Frequency combs, invented in 2000, have revolutionized frequency measurement and thereby impacted a host of applications. These include applications to military systems, medicine, environmental sensing, astrophysics, and basic physics. The sources have improved dramatically in the past decade, evolving from laboratory-size lasers to fiber lasers to microresonators on a chip. However, the theoretical input to these developments has been surprisingly small. The key problem in designing frequency combs is to determine where in the experimentally-adjustable parameter space stable solutions exist, to determine how to access them, and to determine the impact that noise has on them. While analytical approaches to answer these questions exist, computational tools to implement these approaches in realistic settings have been lacking. Our research has developed computational tools to address these issues, focusing on fiber laser and microresonator combs. In this talk, we will review our progress to date and discuss open problems. 

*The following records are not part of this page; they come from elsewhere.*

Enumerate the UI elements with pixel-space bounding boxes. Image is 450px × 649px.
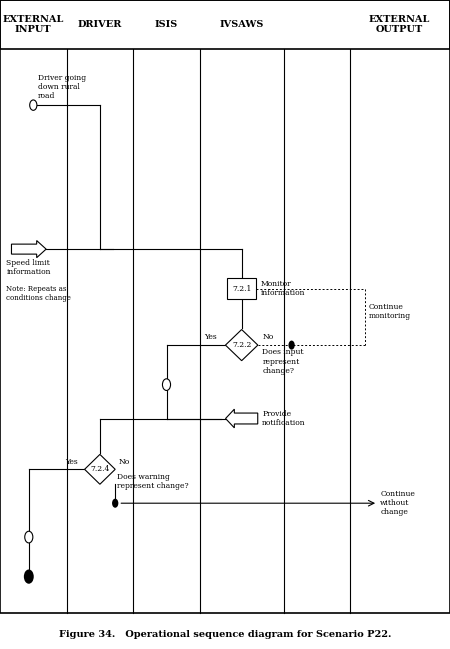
- Text: Yes: Yes: [65, 458, 78, 465]
- Text: 7.2.1: 7.2.1: [232, 285, 252, 293]
- Bar: [228, 278, 256, 299]
- Circle shape: [162, 379, 171, 391]
- Text: 7.2.2: 7.2.2: [232, 341, 252, 349]
- Text: DRIVER: DRIVER: [78, 20, 122, 29]
- Circle shape: [112, 498, 118, 508]
- Circle shape: [24, 569, 34, 583]
- Polygon shape: [225, 409, 258, 428]
- Text: Does warning
represent change?: Does warning represent change?: [117, 472, 189, 490]
- Circle shape: [30, 100, 37, 110]
- Text: Yes: Yes: [204, 334, 216, 341]
- Text: Figure 34.   Operational sequence diagram for Scenario P22.: Figure 34. Operational sequence diagram …: [59, 630, 391, 639]
- Text: Speed limit
information: Speed limit information: [6, 259, 51, 276]
- Text: Driver going
down rural
road: Driver going down rural road: [38, 73, 86, 100]
- Text: ISIS: ISIS: [155, 20, 178, 29]
- Polygon shape: [85, 454, 115, 484]
- Text: EXTERNAL
INPUT: EXTERNAL INPUT: [3, 15, 64, 34]
- Text: Provide
notification: Provide notification: [262, 410, 306, 427]
- Polygon shape: [225, 330, 258, 361]
- Circle shape: [288, 341, 295, 350]
- Text: Monitor
information: Monitor information: [260, 280, 305, 297]
- Text: EXTERNAL
OUTPUT: EXTERNAL OUTPUT: [369, 15, 430, 34]
- Circle shape: [25, 532, 33, 543]
- Text: No: No: [262, 334, 274, 341]
- Text: IVSAWS: IVSAWS: [220, 20, 264, 29]
- Text: Continue
monitoring: Continue monitoring: [369, 302, 411, 320]
- Text: No: No: [119, 458, 130, 465]
- Bar: [0, 0, 450, 49]
- Polygon shape: [11, 241, 46, 258]
- Text: Does input
represent
change?: Does input represent change?: [262, 349, 304, 374]
- Text: 7.2.4: 7.2.4: [90, 465, 110, 473]
- Text: Continue
without
change: Continue without change: [380, 490, 415, 517]
- Text: Note: Repeats as
conditions change: Note: Repeats as conditions change: [6, 285, 71, 302]
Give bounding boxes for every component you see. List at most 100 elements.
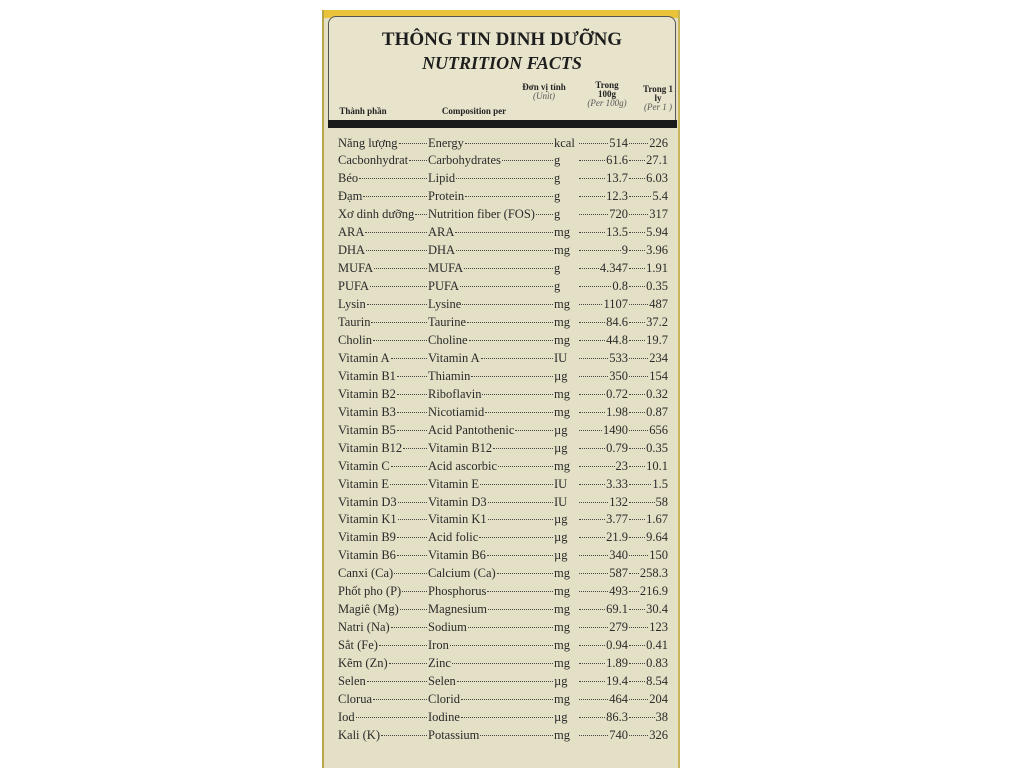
cell-text: 9.64: [646, 530, 668, 545]
table-cell: 86.3: [578, 710, 628, 725]
dot-leader: [629, 537, 646, 539]
cell-text: 37.2: [646, 315, 668, 329]
table-row: Vitamin B1 Thiamin µg 350 154: [338, 367, 668, 385]
dot-leader: [479, 483, 553, 485]
cell-text: 487: [649, 297, 668, 312]
cell-text: Clorua: [338, 691, 373, 706]
cell-text: Vitamin E: [428, 476, 479, 491]
dot-leader: [378, 645, 427, 647]
table-cell: 10.1: [628, 459, 668, 474]
cell-text: DHA: [428, 243, 456, 258]
table-cell: 30.4: [628, 602, 668, 617]
nutrition-label: THÔNG TIN DINH DƯỠNG NUTRITION FACTS Thà…: [322, 10, 680, 768]
cell-text: µg: [554, 548, 568, 563]
dot-leader: [456, 250, 553, 252]
dot-leader: [396, 411, 427, 413]
cell-text: kcal: [554, 135, 575, 150]
table-cell: Vitamin B5: [338, 423, 428, 438]
table-cell: 13.7: [578, 171, 628, 186]
dot-leader: [629, 734, 649, 736]
column-header: Trong 1 ly (Per 1 ): [641, 85, 675, 112]
cell-text: Lipid: [428, 171, 456, 186]
dot-leader: [629, 142, 649, 144]
table-cell: g: [554, 189, 578, 204]
dot-leader: [464, 142, 553, 144]
dot-leader: [396, 429, 427, 431]
table-row: Sắt (Fe) Iron mg 0.94 0.41: [338, 637, 668, 655]
cell-text: 30.4: [646, 602, 668, 617]
cell-text: 38: [655, 709, 669, 724]
table-cell: 279: [578, 620, 628, 635]
cell-text: 587: [609, 566, 628, 581]
dot-leader: [496, 573, 553, 575]
table-cell: Vitamin A: [428, 351, 554, 366]
dot-leader: [579, 250, 621, 252]
table-row: Năng lượng Energy kcal 514 226: [338, 134, 668, 152]
table-row: Vitamin B2 Riboflavin mg 0.72 0.32: [338, 385, 668, 403]
cell-text: Vitamin K1: [428, 512, 487, 527]
top-strip: [324, 10, 678, 18]
table-cell: Vitamin K1: [338, 512, 428, 527]
dot-leader: [629, 501, 655, 503]
dot-leader: [579, 519, 606, 521]
cell-text: mg: [554, 225, 570, 240]
dot-leader: [515, 429, 553, 431]
cell-text: g: [554, 189, 561, 204]
table-cell: IU: [554, 351, 578, 366]
table-cell: Phosphorus: [428, 584, 554, 599]
table-cell: Vitamin K1: [428, 512, 554, 527]
column-header-main: Trong 1 ly: [643, 84, 673, 103]
column-header: Thành phần: [333, 107, 393, 116]
table-row: Béo Lipid g 13.7 6.03: [338, 170, 668, 188]
table-cell: Béo: [338, 171, 428, 186]
column-header-main: Composition per: [441, 106, 507, 116]
cell-text: 150: [649, 548, 668, 563]
table-cell: Acid ascorbic: [428, 459, 554, 474]
table-cell: µg: [554, 512, 578, 527]
table-cell: 317: [628, 207, 668, 222]
cell-text: Vitamin B6: [428, 548, 486, 563]
table-row: Vitamin B12 Vitamin B12 µg 0.79 0.35: [338, 439, 668, 457]
table-cell: 493: [578, 584, 628, 599]
dot-leader: [579, 663, 606, 665]
table-row: Cholin Choline mg 44.8 19.7: [338, 331, 668, 349]
dot-leader: [487, 501, 553, 503]
cell-text: Vitamin C: [338, 458, 390, 473]
cell-text: 0.35: [646, 440, 668, 455]
cell-text: 464: [609, 691, 628, 706]
table-cell: 0.72: [578, 387, 628, 402]
dot-leader: [487, 519, 553, 521]
table-cell: Selen: [428, 674, 554, 689]
cell-text: Cacbonhydrat: [338, 153, 409, 168]
table-cell: DHA: [338, 243, 428, 258]
table-cell: 0.8: [578, 279, 628, 294]
table-row: Vitamin B3 Nicotiamid mg 1.98 0.87: [338, 403, 668, 421]
dot-leader: [579, 322, 606, 323]
dot-leader: [388, 663, 427, 665]
dot-leader: [409, 160, 427, 162]
table-row: Iod Iodine µg 86.3 38: [338, 708, 668, 726]
table-cell: 0.35: [628, 279, 668, 294]
cell-text: Canxi (Ca): [338, 566, 394, 581]
dot-leader: [456, 178, 553, 180]
cell-text: 0.8: [612, 279, 628, 294]
cell-text: Kẽm (Zn): [338, 656, 388, 671]
cell-text: 13.7: [606, 171, 628, 186]
column-header-sub: (Per 100g): [587, 98, 627, 108]
table-row: Magiê (Mg) Magnesium mg 69.1 30.4: [338, 601, 668, 619]
cell-text: Riboflavin: [428, 386, 482, 401]
table-cell: g: [554, 207, 578, 222]
cell-text: 234: [649, 350, 668, 365]
cell-text: 8.54: [646, 674, 668, 688]
table-row: Lysin Lysine mg 1107 487: [338, 296, 668, 314]
cell-text: DHA: [338, 243, 366, 258]
dot-leader: [579, 160, 606, 162]
table-cell: 0.41: [628, 638, 668, 653]
cell-text: Phốt pho (P): [338, 584, 402, 599]
table-cell: DHA: [428, 243, 554, 258]
cell-text: mg: [554, 315, 570, 329]
table-cell: µg: [554, 710, 578, 725]
cell-text: µg: [554, 674, 568, 688]
dot-leader: [396, 375, 427, 377]
table-cell: 350: [578, 369, 628, 384]
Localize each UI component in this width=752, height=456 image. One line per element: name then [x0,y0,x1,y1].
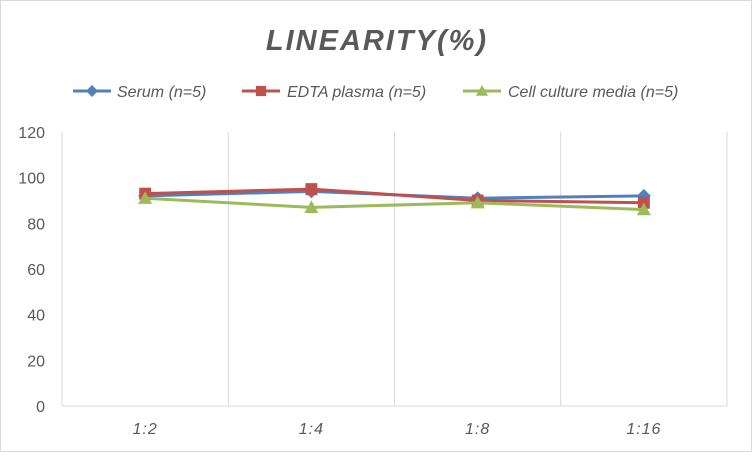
y-axis-ticks: 0 20 40 60 80 100 120 [18,125,45,416]
x-tick-label: 1:8 [465,421,490,438]
series-line [145,187,644,205]
data-point [470,195,485,209]
legend-item: EDTA plasma (n=5) [242,84,426,101]
y-tick-label: 80 [27,216,45,233]
legend-marker [476,85,488,96]
series-group [138,183,651,216]
x-tick-label: 1:16 [626,421,661,438]
legend-label: Serum (n=5) [117,84,206,101]
x-tick-label: 1:2 [133,421,158,438]
y-tick-label: 60 [27,262,45,279]
series-line [145,196,644,212]
legend-label: EDTA plasma (n=5) [287,84,426,101]
data-point [305,183,318,196]
y-tick-label: 120 [18,125,45,142]
y-tick-label: 40 [27,308,45,325]
chart-title: LINEARITY(%) [266,25,488,57]
data-point [138,191,153,204]
y-tick-label: 20 [27,353,45,370]
legend-marker [255,85,267,97]
legend: Serum (n=5) EDTA plasma (n=5) Cell culture… [73,84,678,101]
y-tick-label: 100 [18,171,45,188]
series-2 [138,191,651,216]
data-point [304,200,319,213]
gridlines [61,132,728,406]
x-tick-label: 1:4 [299,421,324,438]
x-axis-ticks: 1:2 1:4 1:8 1:16 [133,421,661,438]
legend-label: Cell culture media (n=5) [508,84,678,101]
legend-item: Cell culture media (n=5) [463,84,678,101]
legend-marker [86,85,98,97]
data-point [636,202,651,216]
legend-item: Serum (n=5) [73,84,206,101]
y-tick-label: 0 [36,399,45,416]
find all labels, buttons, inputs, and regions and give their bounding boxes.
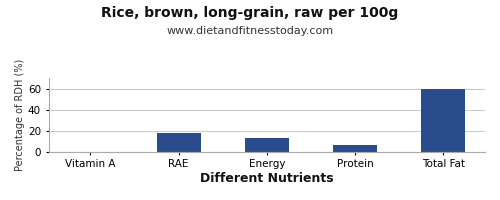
X-axis label: Different Nutrients: Different Nutrients xyxy=(200,172,334,185)
Bar xyxy=(156,133,200,152)
Bar xyxy=(244,138,289,152)
Y-axis label: Percentage of RDH (%): Percentage of RDH (%) xyxy=(15,59,25,171)
Text: www.dietandfitnesstoday.com: www.dietandfitnesstoday.com xyxy=(166,26,334,36)
Text: Rice, brown, long-grain, raw per 100g: Rice, brown, long-grain, raw per 100g xyxy=(102,6,399,20)
Bar xyxy=(333,145,377,152)
Bar xyxy=(421,89,465,152)
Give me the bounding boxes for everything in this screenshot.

A major design goal for femtosecond fiber lasers is to increase the output power but not at the cost of increasing the noise level or narrowing the bandwidth. Here, we perform a computational study to optimize the cavity design of a femtosecond fiber laser that is passively modelocked with a semiconductor saturable absorbing mirror (SESAM). We use dynamical methods that are more than a thousand times faster than standard evolutionary methods. We show that we can obtain higher pulse energies and hence higher output powers by simultaneously increasing the output coupling ratio, the gain, and the anomalous group delay dispersion. We can obtain output pulses that are from 5 to 15 times the energy of the pulse in the current experimental design with no penalty in the noise level or bandwidth.